The Sword of Roele
- Genre: Role-playing games
- Publisher: TSR
- Publication date: 1996

= The Sword of Roele =

D&D module

The Sword of Roele is an adventure module for the 2nd edition of the Advanced Dungeons & Dragons fantasy role-playing game, published in 1996.

==Plot summary==
The Sword of Roele is an adventure in which the Three Brother Mages, enemies of the powerful creature known as the Chimera, claim to know where to find the legendary Sword of Roele, and intend to obtain it. Secretly they are after something else, but they send the player characters to the supposed location of the sword to find and bring back their true prize. The Chimera also wants the adventurers to find the sword, so she can discover what the Brothers are actually trying to find. Unknown to all involved, the sword was supposed to have been secured within the hoard of another powerful creature, the Gorgon, but was placed where the Brothers sent the adventurers by a mischievous mysterious third party. The location the adventurers ultimately arrive in is a tomb for paladins who served in the ancient Order of the Sun; the architect hired by the priests of the Order was secretly a disguised necromancer who intended to use the tomb when he returned as a lich.

==Publication history==
The Sword of Roele was written by Wolfgang Baur, and published by TSR in 1996. Doug Stewart was the editor.
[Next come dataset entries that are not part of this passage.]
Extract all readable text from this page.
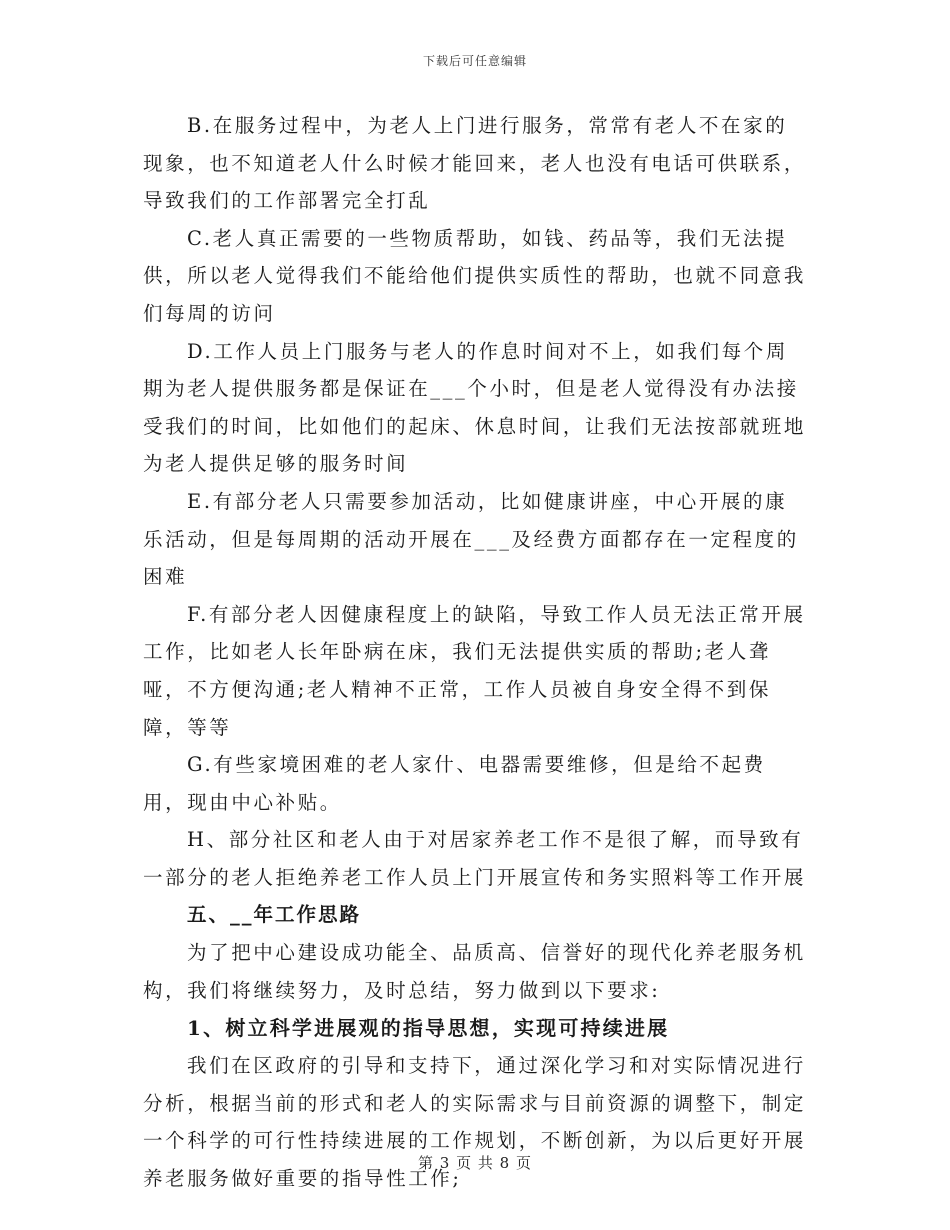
下载后可任意编辑

B.在服务过程中，为老人上门进行服务，常常有老人不在家的现象，也不知道老人什么时候才能回来，老人也没有电话可供联系，导致我们的工作部署完全打乱

C.老人真正需要的一些物质帮助，如钱、药品等，我们无法提供，所以老人觉得我们不能给他们提供实质性的帮助，也就不同意我们每周的访问

D.工作人员上门服务与老人的作息时间对不上，如我们每个周期为老人提供服务都是保证在___个小时，但是老人觉得没有办法接受我们的时间，比如他们的起床、休息时间，让我们无法按部就班地为老人提供足够的服务时间

E.有部分老人只需要参加活动，比如健康讲座，中心开展的康乐活动，但是每周期的活动开展在___及经费方面都存在一定程度的困难

F.有部分老人因健康程度上的缺陷，导致工作人员无法正常开展工作，比如老人长年卧病在床，我们无法提供实质的帮助;老人聋哑，不方便沟通;老人精神不正常，工作人员被自身安全得不到保障，等等

G.有些家境困难的老人家什、电器需要维修，但是给不起费用，现由中心补贴。

H、部分社区和老人由于对居家养老工作不是很了解，而导致有一部分的老人拒绝养老工作人员上门开展宣传和务实照料等工作开展

五、__年工作思路

为了把中心建设成功能全、品质高、信誉好的现代化养老服务机构，我们将继续努力，及时总结，努力做到以下要求:

1、树立科学进展观的指导思想，实现可持续进展

我们在区政府的引导和支持下，通过深化学习和对实际情况进行分析，根据当前的形式和老人的实际需求与目前资源的调整下，制定一个科学的可行性持续进展的工作规划，不断创新，为以后更好开展养老服务做好重要的指导性工作;

第 3 页 共 8 页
Cover art was by Albert Slark, with interior art by Nick Choles.

==Reception==
Cliff Ramshaw reviewed The Sword of Roele for Arcane magazine, rating it a 4 out of 10 overall. He commented, "It's a convoluted one, this." He noted that the designers added the plot twist of the necromancer to improve what would otherwise be a "pretty dull experience" of grave robbing a lawful-good tomb, but was also critical of this plot point: "Casting detect evil on the builder of the resting place for all their souls must have seemed like such a chore for the commissioning priests." Ramshaw concluded the review by stating, "It's not only convoluted, it's confusing and doesn't really hang together. Bit of a disappointment."